Yeah. Fuck it. Why not? If I was given the choice of sleeping in the street with a cardboard sign, doing a winge and that because ‘I haven’t got any money and you bastards have most of it!’ or some such thing, or sitting at the top of a massive building, sipping champagne and throwing caviare into the air, slapping around properly expensive hookers and literally pissing gold coins whilst laughing at all the poor, jobless fools down there then, yeah. Fuck it. Why not? I’d love to be that rich.
And poor people smell. Do you want to be a smelly poor person? I know I don’t! Why don’t these people all stop complaining and start sucking on the corporate cock until everyone is the 1%? That seems like the most logical thing to do if you ask me. How many days have they been at it now? Like, twenty days or some shit? Think about how much hard work they could have put into sucking that cock in those twenty days. A lot. That’s a lot of sucked corporate cock. they’d be loving every bit of it and you’d be a team leader in no time at all! Give it another two months of cock-guzzling and you’d be assistant manager, and so on and so on.
So this brings me to ‘Why?’
Why has everyone decided to rise up against the Wall Street fat cats now? Because they’re fucking lazy. Fucking lazy Americans don’t even have the energy to suck the cock any more. They use to love it, too! That country use to lie face down with a pillow in it’s mouth and LOVE getting drilled by anything with a logo, fifty stores and a passion for low-quality, under-priced and unhealthy product. I remember being mocked by an American for almost buying an orange over Nestle Crunch bar. Well look who’s getting mocked now! You. You are getting mocked by me because your country has gone to complete shit because you made me buy that Nestle Crunch and not that orange.
So in short; Fuck you, Americans. Bend over and take it.

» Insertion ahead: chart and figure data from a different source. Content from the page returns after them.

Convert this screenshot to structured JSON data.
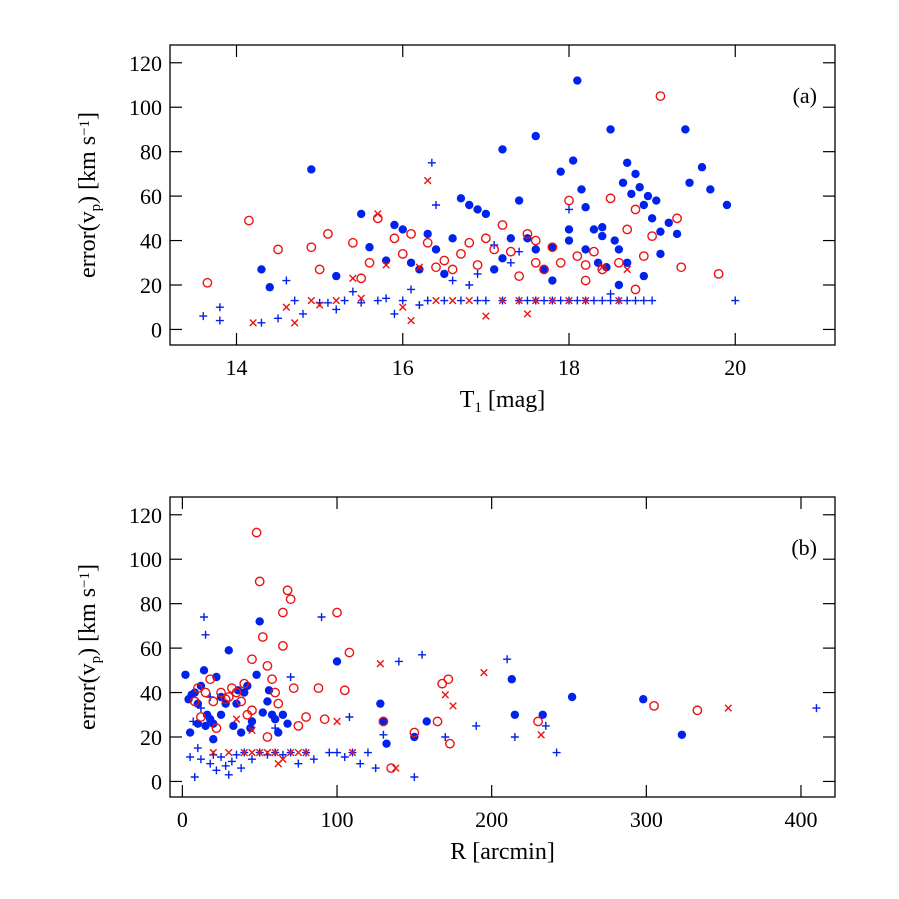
{
  "chart_data": [
    {
      "type": "scatter",
      "panel_label": "(a)",
      "xlabel": [
        "T",
        "1",
        " [mag]"
      ],
      "ylabel": [
        "error(v",
        "p",
        ") [km s",
        "−1",
        "]"
      ],
      "xlim": [
        13.2,
        21.2
      ],
      "ylim": [
        -7,
        128
      ],
      "xticks": [
        14,
        16,
        18,
        20
      ],
      "yticks": [
        0,
        20,
        40,
        60,
        80,
        100,
        120
      ],
      "series": [
        {
          "color": "#0022ee",
          "marker": "filled-circle",
          "x": [
            14.3,
            14.4,
            14.9,
            15.2,
            15.5,
            15.6,
            15.8,
            15.9,
            16.0,
            16.1,
            16.2,
            16.3,
            16.4,
            16.5,
            16.6,
            16.7,
            16.8,
            16.9,
            17.0,
            17.1,
            17.2,
            17.3,
            17.4,
            17.5,
            17.6,
            17.7,
            17.8,
            17.9,
            18.0,
            18.05,
            18.1,
            18.15,
            18.2,
            18.3,
            18.35,
            18.4,
            18.45,
            18.5,
            18.55,
            18.6,
            18.65,
            18.7,
            18.75,
            18.8,
            18.85,
            18.9,
            18.95,
            19.0,
            19.05,
            19.1,
            19.2,
            19.3,
            19.4,
            19.45,
            19.6,
            19.7,
            19.9,
            17.2,
            17.6,
            18.2,
            18.4,
            18.7,
            18.9,
            19.1,
            18.0,
            17.8,
            18.6
          ],
          "values": [
            27,
            19,
            72,
            24,
            52,
            37,
            31,
            47,
            45,
            30,
            27,
            43,
            36,
            25,
            41,
            59,
            56,
            54,
            52,
            27,
            81,
            41,
            58,
            41,
            87,
            27,
            37,
            71,
            45,
            76,
            112,
            63,
            55,
            45,
            30,
            46,
            28,
            90,
            40,
            36,
            66,
            75,
            61,
            70,
            64,
            56,
            60,
            50,
            58,
            44,
            48,
            43,
            90,
            66,
            73,
            63,
            56,
            32,
            36,
            36,
            42,
            30,
            24,
            34,
            40,
            22,
            20
          ]
        },
        {
          "color": "#0022ee",
          "marker": "plus",
          "x": [
            13.6,
            13.8,
            13.8,
            14.3,
            14.5,
            14.6,
            14.7,
            14.8,
            15.0,
            15.2,
            15.3,
            15.4,
            15.5,
            15.7,
            15.8,
            16.0,
            16.1,
            16.2,
            16.3,
            16.35,
            16.4,
            16.5,
            16.6,
            16.7,
            16.8,
            16.9,
            17.0,
            17.1,
            17.2,
            17.3,
            17.4,
            17.5,
            17.6,
            17.7,
            17.8,
            17.9,
            18.0,
            18.1,
            18.2,
            18.3,
            18.4,
            18.5,
            18.6,
            18.7,
            18.8,
            18.9,
            19.0,
            20.0,
            18.0,
            17.4,
            18.5,
            16.9,
            15.9,
            15.1
          ],
          "values": [
            6,
            4,
            10,
            3,
            5,
            22,
            13,
            7,
            12,
            9,
            13,
            17,
            12,
            13,
            14,
            13,
            18,
            11,
            13,
            75,
            56,
            13,
            22,
            13,
            20,
            13,
            13,
            38,
            13,
            30,
            13,
            13,
            13,
            13,
            13,
            13,
            13,
            13,
            13,
            13,
            13,
            13,
            13,
            13,
            13,
            13,
            13,
            13,
            54,
            35,
            16,
            25,
            7,
            12
          ]
        },
        {
          "color": "#ee1111",
          "marker": "open-circle",
          "x": [
            13.65,
            14.15,
            14.5,
            14.9,
            15.0,
            15.1,
            15.4,
            15.5,
            15.6,
            15.7,
            15.9,
            16.0,
            16.1,
            16.3,
            16.4,
            16.5,
            16.6,
            16.7,
            16.8,
            16.9,
            17.0,
            17.1,
            17.2,
            17.3,
            17.4,
            17.5,
            17.6,
            17.7,
            17.8,
            17.9,
            18.0,
            18.1,
            18.2,
            18.3,
            18.4,
            18.5,
            18.6,
            18.7,
            18.8,
            18.9,
            19.0,
            19.1,
            19.3,
            19.35,
            19.8,
            18.8,
            17.6,
            18.2
          ],
          "values": [
            21,
            49,
            36,
            37,
            27,
            43,
            39,
            23,
            30,
            50,
            41,
            34,
            43,
            39,
            28,
            31,
            27,
            34,
            39,
            29,
            41,
            36,
            47,
            35,
            24,
            43,
            40,
            27,
            37,
            30,
            58,
            33,
            29,
            35,
            27,
            59,
            30,
            45,
            54,
            33,
            42,
            105,
            50,
            28,
            25,
            18,
            30,
            22
          ]
        },
        {
          "color": "#ee1111",
          "marker": "x",
          "x": [
            14.2,
            14.6,
            14.7,
            14.9,
            15.0,
            15.2,
            15.4,
            15.5,
            15.7,
            15.8,
            16.0,
            16.1,
            16.2,
            16.3,
            16.4,
            16.6,
            16.8,
            17.0,
            17.2,
            17.4,
            17.5,
            17.6,
            17.8,
            18.0,
            18.2,
            18.4,
            18.6,
            18.7
          ],
          "values": [
            3,
            10,
            3,
            13,
            11,
            13,
            23,
            14,
            52,
            29,
            10,
            4,
            28,
            67,
            13,
            13,
            13,
            6,
            13,
            13,
            7,
            13,
            13,
            13,
            13,
            28,
            13,
            27
          ]
        }
      ]
    },
    {
      "type": "scatter",
      "panel_label": "(b)",
      "xlabel": [
        "R [arcmin]"
      ],
      "ylabel": [
        "error(v",
        "p",
        ") [km s",
        "−1",
        "]"
      ],
      "xlim": [
        -8,
        422
      ],
      "ylim": [
        -7,
        128
      ],
      "xticks": [
        0,
        100,
        200,
        300,
        400
      ],
      "yticks": [
        0,
        20,
        40,
        60,
        80,
        100,
        120
      ],
      "series": [
        {
          "color": "#0022ee",
          "marker": "filled-circle",
          "x": [
            2,
            4,
            6,
            8,
            10,
            12,
            14,
            16,
            18,
            20,
            22,
            25,
            28,
            30,
            33,
            36,
            38,
            40,
            42,
            45,
            48,
            50,
            52,
            55,
            58,
            60,
            62,
            65,
            68,
            100,
            128,
            130,
            132,
            150,
            158,
            213,
            215,
            233,
            252,
            298,
            323,
            5,
            10,
            15,
            20,
            25,
            35,
            44,
            56
          ],
          "values": [
            48,
            37,
            39,
            40,
            35,
            43,
            50,
            30,
            28,
            26,
            47,
            38,
            35,
            59,
            25,
            41,
            22,
            40,
            43,
            27,
            48,
            72,
            31,
            36,
            30,
            28,
            22,
            30,
            26,
            54,
            35,
            27,
            17,
            20,
            27,
            46,
            30,
            30,
            38,
            37,
            21,
            22,
            26,
            25,
            19,
            30,
            35,
            24,
            41
          ]
        },
        {
          "color": "#0022ee",
          "marker": "plus",
          "x": [
            5,
            8,
            10,
            12,
            14,
            15,
            18,
            20,
            22,
            25,
            28,
            30,
            32,
            35,
            38,
            40,
            45,
            50,
            55,
            60,
            65,
            70,
            75,
            80,
            85,
            90,
            95,
            100,
            105,
            110,
            115,
            120,
            125,
            130,
            140,
            150,
            155,
            170,
            190,
            210,
            215,
            235,
            242,
            410,
            7,
            12,
            18,
            60,
            70,
            108
          ],
          "values": [
            11,
            2,
            15,
            10,
            74,
            66,
            8,
            12,
            5,
            11,
            7,
            3,
            9,
            12,
            6,
            13,
            10,
            13,
            12,
            13,
            12,
            13,
            8,
            13,
            10,
            74,
            13,
            13,
            11,
            13,
            8,
            13,
            6,
            21,
            54,
            2,
            57,
            20,
            25,
            55,
            20,
            25,
            13,
            33,
            27,
            33,
            38,
            24,
            47,
            29
          ]
        },
        {
          "color": "#ee1111",
          "marker": "open-circle",
          "x": [
            8,
            10,
            12,
            15,
            18,
            20,
            22,
            25,
            28,
            30,
            32,
            35,
            38,
            40,
            42,
            45,
            48,
            50,
            52,
            55,
            58,
            60,
            62,
            65,
            68,
            70,
            72,
            75,
            80,
            88,
            92,
            100,
            105,
            108,
            130,
            135,
            150,
            165,
            168,
            172,
            173,
            230,
            305,
            333,
            45,
            55,
            65
          ],
          "values": [
            36,
            42,
            29,
            40,
            46,
            36,
            24,
            40,
            37,
            38,
            42,
            40,
            36,
            44,
            30,
            55,
            112,
            90,
            65,
            52,
            46,
            40,
            35,
            61,
            86,
            82,
            42,
            25,
            29,
            42,
            28,
            76,
            41,
            58,
            27,
            6,
            22,
            27,
            44,
            46,
            17,
            27,
            34,
            32,
            32,
            20,
            76
          ]
        },
        {
          "color": "#ee1111",
          "marker": "x",
          "x": [
            20,
            30,
            35,
            40,
            45,
            50,
            55,
            60,
            65,
            70,
            75,
            80,
            100,
            110,
            128,
            138,
            170,
            175,
            195,
            232,
            353,
            45,
            62
          ],
          "values": [
            13,
            13,
            28,
            13,
            13,
            13,
            13,
            13,
            10,
            13,
            13,
            13,
            27,
            13,
            53,
            6,
            39,
            34,
            49,
            21,
            33,
            23,
            8
          ]
        }
      ]
    }
  ]
}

No no. I’m only ‘having a laugh’ and do indeed think all the worlds bankers, most of the worlds politicians and the C.E.O of every conglomerate needs to get their balls/vaginas shot off then be burnt to the brink of death, only to ease the flames at the point where they’re so burnt and disfigured and in so much pain they would rather be killed. But we let them live and hunt them for sports, using bears and crocodiles instead of guns and knives.
Go-on, you crazy Yanks. Fuck ’em up!